Italian households and corporations are not heavily indebted. There is less chance of this being a drag on spending in the economy as in other countries, while the state is unlikely to have to guarantee any private sector burdens anytime soon.
Although the state is facing higher borrowing costs as the figures above suggest, it can handle this in the short term given the size of the economy. If it persisted then it would surely cause problems but with the horizon of a few months, it is likely to be manageable. The government can also rely on its domestic banking sector to buy up large amounts of its debt using liquidity from the ECB. This strengthens the dangerous sovereign-banking-loop and will store up problems in the long term but in the short term it would keep Italy out of a bailout. In many senses Italy is closer to Japan than some of the other eurozone economies – this may not seem like a favourable comparison but remember that despite its huge debt load Japan has managed to finance itself at low rates.
Fair points all, but what really counts at the moment is that an overwhelming percentage of Japan’s public debt is in in yen. That means that it can always repay its debts by turning on the printing presses.
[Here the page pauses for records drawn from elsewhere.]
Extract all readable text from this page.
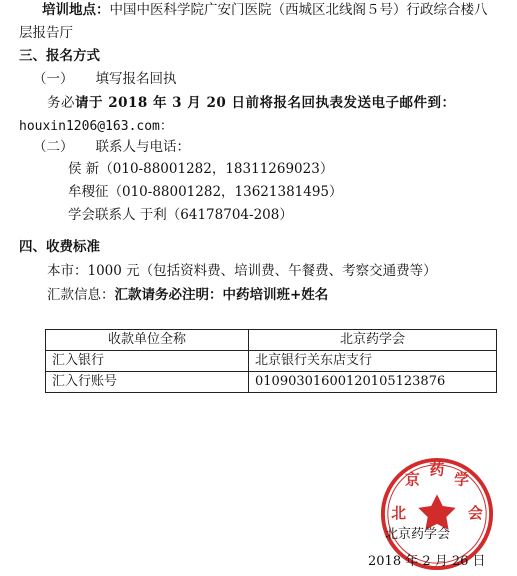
培训地点：中国中医科学院广安门医院（西城区北线阁５号）行政综合楼八
层报告厅
三、报名方式
（一） 填写报名回执
务必请于 2018 年 3 月 20 日前将报名回执表发送电子邮件到：
houxin1206@163.com：
（二） 联系人与电话：
侯 新（010-88001282，18311269023）
牟稷征（010-88001282，13621381495）
学会联系人 于利（64178704-208）
四、收费标准
本市：1000 元（包括资料费、培训费、午餐费、考察交通费等）
汇款信息：汇款请务必注明：中药培训班+姓名
收款单位全称	北京药学会
汇入银行	北京银行关东店支行
汇入行账号	01090301600120105123876
北
京
药
学
会
北京药学会
2018 年 2 月 26 日
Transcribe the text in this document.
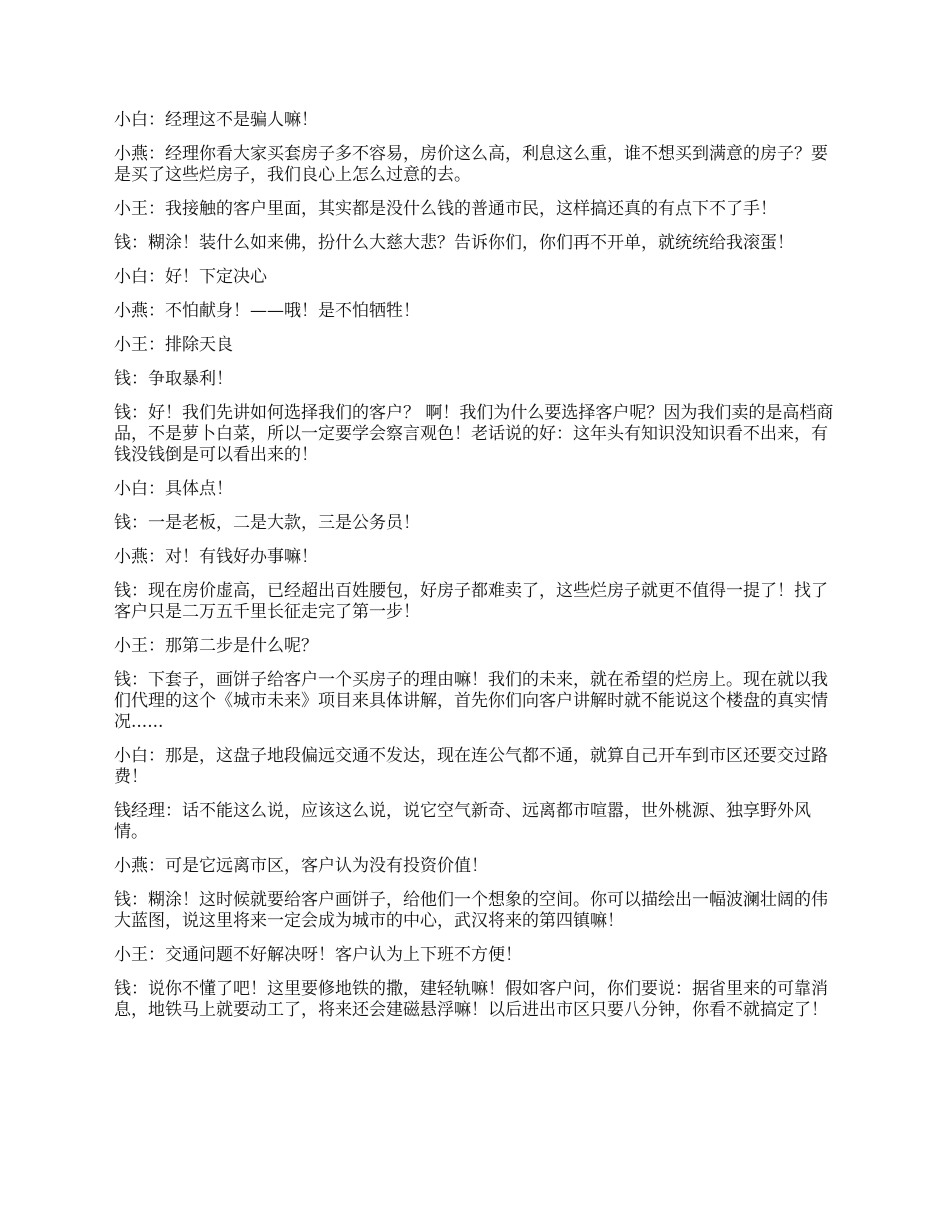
小白：经理这不是骗人嘛！

小燕：经理你看大家买套房子多不容易，房价这么高，利息这么重，谁不想买到满意的房子？要是买了这些烂房子，我们良心上怎么过意的去。

小王：我接触的客户里面，其实都是没什么钱的普通市民，这样搞还真的有点下不了手！

钱：糊涂！装什么如来佛，扮什么大慈大悲？告诉你们，你们再不开单，就统统给我滚蛋！

小白：好！下定决心

小燕：不怕献身！——哦！是不怕牺牲！

小王：排除天良

钱：争取暴利！

钱：好！我们先讲如何选择我们的客户？ 啊！我们为什么要选择客户呢？因为我们卖的是高档商品，不是萝卜白菜，所以一定要学会察言观色！老话说的好：这年头有知识没知识看不出来，有钱没钱倒是可以看出来的！

小白：具体点！

钱：一是老板，二是大款，三是公务员！

小燕：对！有钱好办事嘛！

钱：现在房价虚高，已经超出百姓腰包，好房子都难卖了，这些烂房子就更不值得一提了！找了客户只是二万五千里长征走完了第一步！

小王：那第二步是什么呢？

钱：下套子，画饼子给客户一个买房子的理由嘛！我们的未来，就在希望的烂房上。现在就以我们代理的这个《城市未来》项目来具体讲解，首先你们向客户讲解时就不能说这个楼盘的真实情况......

小白：那是，这盘子地段偏远交通不发达，现在连公气都不通，就算自己开车到市区还要交过路费！

钱经理：话不能这么说，应该这么说，说它空气新奇、远离都市喧嚣，世外桃源、独享野外风情。

小燕：可是它远离市区，客户认为没有投资价值！

钱：糊涂！这时候就要给客户画饼子，给他们一个想象的空间。你可以描绘出一幅波澜壮阔的伟大蓝图，说这里将来一定会成为城市的中心，武汉将来的第四镇嘛！

小王：交通问题不好解决呀！客户认为上下班不方便！

钱：说你不懂了吧！这里要修地铁的撒，建轻轨嘛！假如客户问，你们要说：据省里来的可靠消息，地铁马上就要动工了，将来还会建磁悬浮嘛！以后进出市区只要八分钟，你看不就搞定了！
We could debate for how long Japan could keep doing that, but for now the point is that it can. As all Italy’s borrowing is in a “foreign” currency (the euro), it does not have that luxury, and that makes all the difference.
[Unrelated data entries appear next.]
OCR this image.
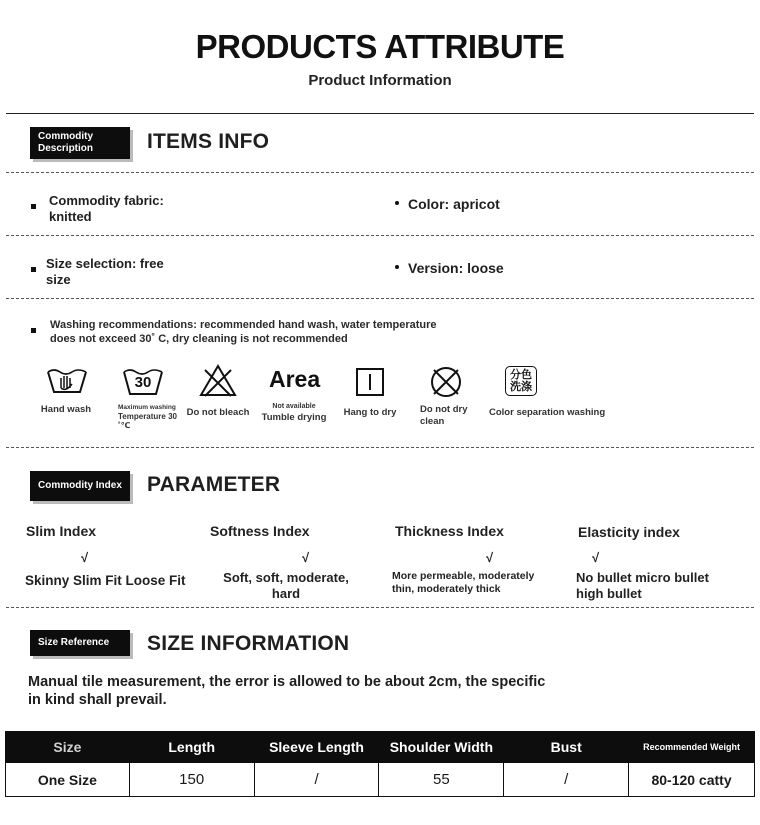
PRODUCTS ATTRIBUTE
Product Information
Commodity
Description	ITEMS INFO
Commodity fabric:
knitted
Color: apricot
Size selection: free
size
Version: loose
Washing recommendations: recommended hand wash, water temperature
does not exceed 30˚ C, dry cleaning is not recommended
Hand wash
30
Maximum washing
Temperature 30
˚℃
Do not bleach
Area
Not available
Tumble drying	Hang to dry	Do not dry
clean
分色
洗涤
Color separation washing
Commodity Index	PARAMETER
Slim Index
√
Skinny Slim Fit Loose Fit
Softness Index
√
Soft, soft, moderate,
hard
Thickness Index
√
More permeable, moderately
thin, moderately thick
Elasticity index
√
No bullet micro bullet
high bullet
Size Reference	SIZE INFORMATION
Manual tile measurement, the error is allowed to be about 2cm, the specific
in kind shall prevail.
Size	Length	Sleeve Length	Shoulder Width	Bust	Recommended Weight
One Size	150	/	55	/	80-120 catty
I’ve linked a couple of times before to a paper by the economist Paul de Grauwe that discussed these issues within the specific context of the euro-zone (a monetary union without fiscal union), but one key takeaway is that such a system is unusually susceptible to panics. Panics are sometimes justified and sometimes not (in a later paper de Grauwe argues that investors have moved from not worrying enough about sovereign indebtedness to—in essence— worrying too much) but once the fear gets rolling most market participants don’t hang around long enough to find out. And that is the problem that Italy now faces.